As regards objectivity, it should be made known that this criterion was not a primary focus of this study given qualitative studies require active interpretation, which is, by nature, a subjective undertaking. Despite there being some more objective aspects of the study, especially as concerns the employment of SCT-DA techniques, or the level at which data was analyzed, data had to be interpreted at all levels of analysis, even if to a minimal extent. As Braun and Clarke (2006) put it, even in TA studies which identify themes at a semantic level, there is some level of interpretation, especially as one moves from codes into themes. It is important to acknowledge that, in making choices on how to interpret data, biases based on one’s beliefs, values, and previous experience potentially operate at a subjective level.

Having acknowledged the inherent subjectivity of the research process in qualitative studies, it should be stated that both measures taken to increase reliability measures also serve to improve the objectivity of the present study. Multiple coding serves this purpose in that it aims at responding to “the charge of subjectivity sometimes levelled at the process of qualitative data analysis” (Barbour, 2001, p. 1116), whilst research transparency helps readers and assessors identify possible subjective biases or misinterpretations of data that may occur as a result of those.

Finally, it is vital to discuss validity, understood in this study as the accuracy of the findings. Despite taking a position of denial of a positivist paradigm, and therefore assuming no commitment to replication or generalization of findings (Elman and Kapiszewski, 2014), a specific measure has been taken to taken to improve accuracy of findings. Given the prominent role language played in the analysis, both because it operated at the semantic level and because techniques from SCT-DA were used, special attention was given to linguistic detail (Gee, 2005), i.e. the manner in which words and linguistic structures were used consistently by participants. For example, in naming codes during the first cycle after words or expressions that had been employed by participants, there was a concern with establishing a level of validity. Such a concern can also be seen in the observation of cohesive devices as a stable criterion for identifying and coding utterances.

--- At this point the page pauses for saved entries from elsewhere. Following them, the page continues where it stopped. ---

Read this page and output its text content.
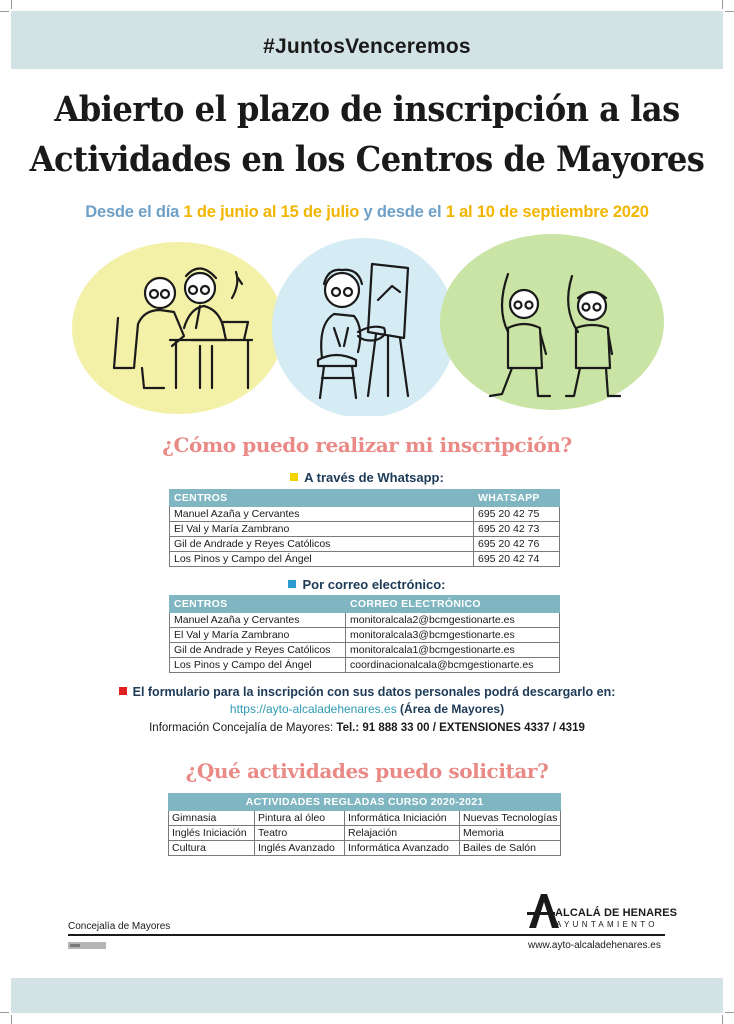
#JuntosVenceremos
Abierto el plazo de inscripción a las
Actividades en los Centros de Mayores
Desde el día 1 de junio al 15 de julio y desde el 1 al 10 de septiembre 2020
¿Cómo puedo realizar mi inscripción?
A través de Whatsapp:
CENTROS	WHATSAPP
Manuel Azaña y Cervantes	695 20 42 75
El Val y María Zambrano	695 20 42 73
Gil de Andrade y Reyes Católicos	695 20 42 76
Los Pinos y Campo del Ángel	695 20 42 74
Por correo electrónico:
CENTROS	CORREO ELECTRÓNICO
Manuel Azaña y Cervantes	monitoralcala2@bcmgestionarte.es
El Val y María Zambrano	monitoralcala3@bcmgestionarte.es
Gil de Andrade y Reyes Católicos	monitoralcala1@bcmgestionarte.es
Los Pinos y Campo del Ángel	coordinacionalcala@bcmgestionarte.es
El formulario para la inscripción con sus datos personales podrá descargarlo en:
https://ayto-alcaladehenares.es (Área de Mayores)
Información Concejalía de Mayores: Tel.: 91 888 33 00 / EXTENSIONES 4337 / 4319
¿Qué actividades puedo solicitar?
ACTIVIDADES REGLADAS CURSO 2020-2021			
Gimnasia	Pintura al óleo	Informática Iniciación	Nuevas Tecnologías
Inglés Iniciación	Teatro	Relajación	Memoria
Cultura	Inglés Avanzado	Informática Avanzado	Bailes de Salón
Concejalía de Mayores
ALCALÁ DE HENARES
AYUNTAMIENTO
www.ayto-alcaladehenares.es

All in all, despite denying a positivist epistemology and understanding that the three criteria discussed come from a quantitative tradition, measures have been taken to increase reliability, objectivity, and validity. In addition to the three criteria above, other measures suggested by Lincoln and Guba (1985) which are especially relevant for qualitative research were taken to improve quality. For example, prolonged engagement with the data took place. Not only was data analyzed at different levels, multiple times, but the entire analysis process lasted for about five months, during which the researcher would analyze data, take breaks, and then come back to it with a different mental state to double check and improve analysis. Furthermore, both ‘member checks’ and ‘peer debriefing’ took place. During the entire research process, meetings with both the thesis supervisor and other MA students were held to discuss the present study. As a result of these, blind spots were identified and working results and hypothesis were assessed, allowing for the researcher to take a more reflexive stance and reconsider, for instance, how consistent the process has been or how subjective biases have operated in decision-making.